16) Maturity model (brief)

1. Basic - manual changes, single perimeter, partial monitoring.
2. Advanced - segmentation, IAM/RBAC, signed artifacts, WAF/DDoS, SIEM, regular patches.
3. Expert - Zero Trust, guardrails-as-code, SLSA-attestation, runtime-protection, SOAR-automation, "no humans in prod," continuous audit.
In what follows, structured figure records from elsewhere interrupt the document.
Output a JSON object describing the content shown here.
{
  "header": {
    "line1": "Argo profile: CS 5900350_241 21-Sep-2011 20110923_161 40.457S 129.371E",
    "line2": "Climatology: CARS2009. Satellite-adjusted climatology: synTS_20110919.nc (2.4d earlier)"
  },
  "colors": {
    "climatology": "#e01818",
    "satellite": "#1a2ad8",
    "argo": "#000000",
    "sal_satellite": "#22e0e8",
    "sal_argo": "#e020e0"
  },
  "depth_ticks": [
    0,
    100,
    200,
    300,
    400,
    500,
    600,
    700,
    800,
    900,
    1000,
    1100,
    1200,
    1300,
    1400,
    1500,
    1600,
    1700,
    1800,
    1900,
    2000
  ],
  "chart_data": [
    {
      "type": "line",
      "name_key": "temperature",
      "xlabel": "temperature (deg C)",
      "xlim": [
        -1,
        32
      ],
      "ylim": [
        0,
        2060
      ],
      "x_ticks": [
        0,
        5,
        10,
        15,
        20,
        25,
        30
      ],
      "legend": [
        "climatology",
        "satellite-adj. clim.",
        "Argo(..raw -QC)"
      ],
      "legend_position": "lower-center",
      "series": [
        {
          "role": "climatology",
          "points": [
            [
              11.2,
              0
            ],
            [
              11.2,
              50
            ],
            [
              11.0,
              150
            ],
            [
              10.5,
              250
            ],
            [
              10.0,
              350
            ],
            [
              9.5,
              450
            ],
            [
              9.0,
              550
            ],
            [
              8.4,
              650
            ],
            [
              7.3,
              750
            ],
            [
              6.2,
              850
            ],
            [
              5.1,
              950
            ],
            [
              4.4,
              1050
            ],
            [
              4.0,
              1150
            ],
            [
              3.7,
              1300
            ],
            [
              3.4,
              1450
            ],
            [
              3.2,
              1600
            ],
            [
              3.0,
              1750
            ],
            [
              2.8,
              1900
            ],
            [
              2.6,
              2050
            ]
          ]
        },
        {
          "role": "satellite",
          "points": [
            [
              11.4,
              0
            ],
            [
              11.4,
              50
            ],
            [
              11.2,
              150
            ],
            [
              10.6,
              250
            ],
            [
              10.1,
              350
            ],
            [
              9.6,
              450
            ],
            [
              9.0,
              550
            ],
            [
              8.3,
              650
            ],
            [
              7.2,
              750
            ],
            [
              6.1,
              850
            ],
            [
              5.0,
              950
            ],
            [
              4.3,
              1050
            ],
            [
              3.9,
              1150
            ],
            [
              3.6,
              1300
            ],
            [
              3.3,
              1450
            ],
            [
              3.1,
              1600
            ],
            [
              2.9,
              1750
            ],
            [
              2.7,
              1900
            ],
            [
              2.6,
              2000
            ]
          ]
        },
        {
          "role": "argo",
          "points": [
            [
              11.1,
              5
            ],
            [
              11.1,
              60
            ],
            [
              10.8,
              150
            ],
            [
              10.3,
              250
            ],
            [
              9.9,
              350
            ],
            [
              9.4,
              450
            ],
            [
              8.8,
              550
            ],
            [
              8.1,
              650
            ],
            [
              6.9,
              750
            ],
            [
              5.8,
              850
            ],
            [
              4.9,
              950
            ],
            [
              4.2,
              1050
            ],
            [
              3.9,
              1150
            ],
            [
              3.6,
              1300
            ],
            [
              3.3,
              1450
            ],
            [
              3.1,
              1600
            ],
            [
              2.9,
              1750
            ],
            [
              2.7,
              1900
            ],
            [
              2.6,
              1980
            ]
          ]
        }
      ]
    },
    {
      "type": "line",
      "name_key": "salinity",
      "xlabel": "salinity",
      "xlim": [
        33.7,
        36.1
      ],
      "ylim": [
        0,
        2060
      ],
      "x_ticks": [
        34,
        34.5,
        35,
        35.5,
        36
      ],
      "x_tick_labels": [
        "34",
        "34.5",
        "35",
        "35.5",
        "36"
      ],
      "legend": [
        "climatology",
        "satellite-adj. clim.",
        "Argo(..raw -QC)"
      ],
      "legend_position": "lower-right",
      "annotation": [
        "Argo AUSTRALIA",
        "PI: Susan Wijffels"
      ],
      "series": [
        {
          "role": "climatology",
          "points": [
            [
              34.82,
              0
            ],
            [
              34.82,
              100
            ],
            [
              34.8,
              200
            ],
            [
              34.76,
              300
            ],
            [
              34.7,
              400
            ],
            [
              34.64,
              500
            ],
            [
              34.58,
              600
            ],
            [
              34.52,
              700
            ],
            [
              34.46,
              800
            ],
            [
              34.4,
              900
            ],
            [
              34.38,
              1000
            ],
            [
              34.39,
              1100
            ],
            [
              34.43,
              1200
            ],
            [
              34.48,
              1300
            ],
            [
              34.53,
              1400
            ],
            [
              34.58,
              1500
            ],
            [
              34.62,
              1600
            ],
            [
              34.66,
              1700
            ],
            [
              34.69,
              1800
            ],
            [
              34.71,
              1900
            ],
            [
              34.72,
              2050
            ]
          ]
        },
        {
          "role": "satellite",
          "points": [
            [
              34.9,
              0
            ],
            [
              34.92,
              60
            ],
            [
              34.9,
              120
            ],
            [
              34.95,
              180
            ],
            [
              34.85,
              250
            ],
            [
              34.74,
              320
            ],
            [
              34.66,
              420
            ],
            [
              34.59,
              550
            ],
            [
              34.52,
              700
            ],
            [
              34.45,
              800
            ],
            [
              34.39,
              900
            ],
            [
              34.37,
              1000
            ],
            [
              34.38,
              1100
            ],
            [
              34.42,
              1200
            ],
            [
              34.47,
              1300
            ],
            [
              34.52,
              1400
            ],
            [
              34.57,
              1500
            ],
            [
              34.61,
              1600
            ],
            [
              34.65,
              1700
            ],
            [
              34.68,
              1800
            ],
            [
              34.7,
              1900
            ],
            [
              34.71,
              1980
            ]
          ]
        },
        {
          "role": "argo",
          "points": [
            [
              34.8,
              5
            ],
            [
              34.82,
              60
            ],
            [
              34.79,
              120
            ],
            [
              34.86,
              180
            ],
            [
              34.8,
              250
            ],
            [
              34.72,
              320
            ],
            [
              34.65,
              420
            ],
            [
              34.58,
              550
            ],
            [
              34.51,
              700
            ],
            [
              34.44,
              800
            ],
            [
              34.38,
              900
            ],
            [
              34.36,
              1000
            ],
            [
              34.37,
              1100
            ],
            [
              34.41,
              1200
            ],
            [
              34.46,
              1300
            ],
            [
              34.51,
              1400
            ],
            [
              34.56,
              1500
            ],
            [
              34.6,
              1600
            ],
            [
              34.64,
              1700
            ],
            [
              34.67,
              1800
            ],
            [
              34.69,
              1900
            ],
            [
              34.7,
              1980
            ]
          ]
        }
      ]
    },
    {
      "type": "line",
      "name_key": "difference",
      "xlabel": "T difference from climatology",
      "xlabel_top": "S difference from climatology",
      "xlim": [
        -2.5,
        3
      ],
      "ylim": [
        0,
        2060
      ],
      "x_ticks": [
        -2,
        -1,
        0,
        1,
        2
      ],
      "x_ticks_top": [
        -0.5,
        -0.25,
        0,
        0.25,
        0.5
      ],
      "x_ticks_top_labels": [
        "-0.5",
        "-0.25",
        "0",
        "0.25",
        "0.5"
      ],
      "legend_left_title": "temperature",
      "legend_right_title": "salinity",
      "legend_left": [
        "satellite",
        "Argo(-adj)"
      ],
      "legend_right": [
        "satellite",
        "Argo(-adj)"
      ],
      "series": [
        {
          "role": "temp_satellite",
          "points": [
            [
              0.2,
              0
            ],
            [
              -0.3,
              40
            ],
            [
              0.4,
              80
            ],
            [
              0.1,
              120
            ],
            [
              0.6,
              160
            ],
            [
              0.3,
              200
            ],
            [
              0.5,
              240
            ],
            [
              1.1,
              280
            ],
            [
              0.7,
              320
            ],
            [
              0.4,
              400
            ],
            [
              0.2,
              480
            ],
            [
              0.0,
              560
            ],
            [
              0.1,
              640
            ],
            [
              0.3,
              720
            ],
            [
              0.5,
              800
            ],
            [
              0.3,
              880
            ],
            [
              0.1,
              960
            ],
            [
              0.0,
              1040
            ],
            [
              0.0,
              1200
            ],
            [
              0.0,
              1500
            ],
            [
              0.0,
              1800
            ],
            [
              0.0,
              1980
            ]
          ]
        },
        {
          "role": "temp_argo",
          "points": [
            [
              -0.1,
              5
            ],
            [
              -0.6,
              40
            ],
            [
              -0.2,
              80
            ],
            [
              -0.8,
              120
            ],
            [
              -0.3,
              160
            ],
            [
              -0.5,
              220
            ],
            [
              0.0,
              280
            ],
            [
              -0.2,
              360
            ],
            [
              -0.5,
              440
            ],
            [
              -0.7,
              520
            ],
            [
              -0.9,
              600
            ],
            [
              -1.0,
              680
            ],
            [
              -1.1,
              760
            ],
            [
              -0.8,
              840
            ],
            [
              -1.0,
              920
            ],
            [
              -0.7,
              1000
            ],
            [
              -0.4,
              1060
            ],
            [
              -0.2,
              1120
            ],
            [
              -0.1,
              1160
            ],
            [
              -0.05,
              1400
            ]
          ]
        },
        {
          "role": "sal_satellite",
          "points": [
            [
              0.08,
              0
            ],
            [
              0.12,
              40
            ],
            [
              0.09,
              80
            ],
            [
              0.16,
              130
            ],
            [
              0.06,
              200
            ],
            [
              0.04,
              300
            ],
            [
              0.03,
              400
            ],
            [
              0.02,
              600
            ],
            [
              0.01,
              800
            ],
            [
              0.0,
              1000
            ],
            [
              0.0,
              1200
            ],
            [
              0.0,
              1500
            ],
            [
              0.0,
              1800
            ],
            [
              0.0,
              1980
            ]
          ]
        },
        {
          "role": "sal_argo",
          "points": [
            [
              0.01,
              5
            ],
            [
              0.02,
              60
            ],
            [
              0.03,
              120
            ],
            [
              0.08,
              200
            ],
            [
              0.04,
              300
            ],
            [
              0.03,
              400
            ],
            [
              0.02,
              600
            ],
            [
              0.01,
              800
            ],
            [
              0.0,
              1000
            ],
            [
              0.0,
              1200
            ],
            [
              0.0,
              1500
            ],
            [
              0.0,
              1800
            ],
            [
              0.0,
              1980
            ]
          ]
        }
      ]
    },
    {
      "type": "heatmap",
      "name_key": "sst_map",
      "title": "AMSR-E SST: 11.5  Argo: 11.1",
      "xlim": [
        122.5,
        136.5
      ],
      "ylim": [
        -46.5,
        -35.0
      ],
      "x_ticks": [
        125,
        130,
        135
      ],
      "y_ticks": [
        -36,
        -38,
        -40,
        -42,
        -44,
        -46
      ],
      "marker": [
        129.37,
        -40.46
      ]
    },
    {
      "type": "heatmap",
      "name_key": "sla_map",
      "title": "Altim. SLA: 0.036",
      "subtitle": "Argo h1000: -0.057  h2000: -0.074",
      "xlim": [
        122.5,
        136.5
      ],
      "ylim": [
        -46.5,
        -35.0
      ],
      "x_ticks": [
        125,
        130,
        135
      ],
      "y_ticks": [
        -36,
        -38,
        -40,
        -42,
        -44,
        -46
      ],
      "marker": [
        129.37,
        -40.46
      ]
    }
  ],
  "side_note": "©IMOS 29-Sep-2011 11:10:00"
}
17) Implementation Roadmap

M0-M1 (MVP): network segmentation, WAF/DDoS, SSO + MFA, KMS, basic Admission-policy, standardized logs/metrics/trails, SIEM.
M2-M3: image signatures and admission verification, SBOM, Conftest/OPA on IaC, PAM, rotation plan, regular patches, first DR tests.
M4-M6: SOAR playbooks, eBPF/runtime detection, EASM, compliance package (PCI/GDPR), full set of audit artifacts, ring-DR by region.
M6 +: Zero-Trust network (mTLS everywhere), CIEM, automated audit trail reports, continuous "purple-team" testing.

Summary

Strong prod is not a set of "iron" rules, but a system: segmentation, strict identities and secrets, secure delivery, managed containers, observability, and automated response. Add verifiability (audit artifacts, SBOM/signatures, logs), and the production environment becomes predictable, manageable, and ready for external audits - without compromises on release speed and business SLOs.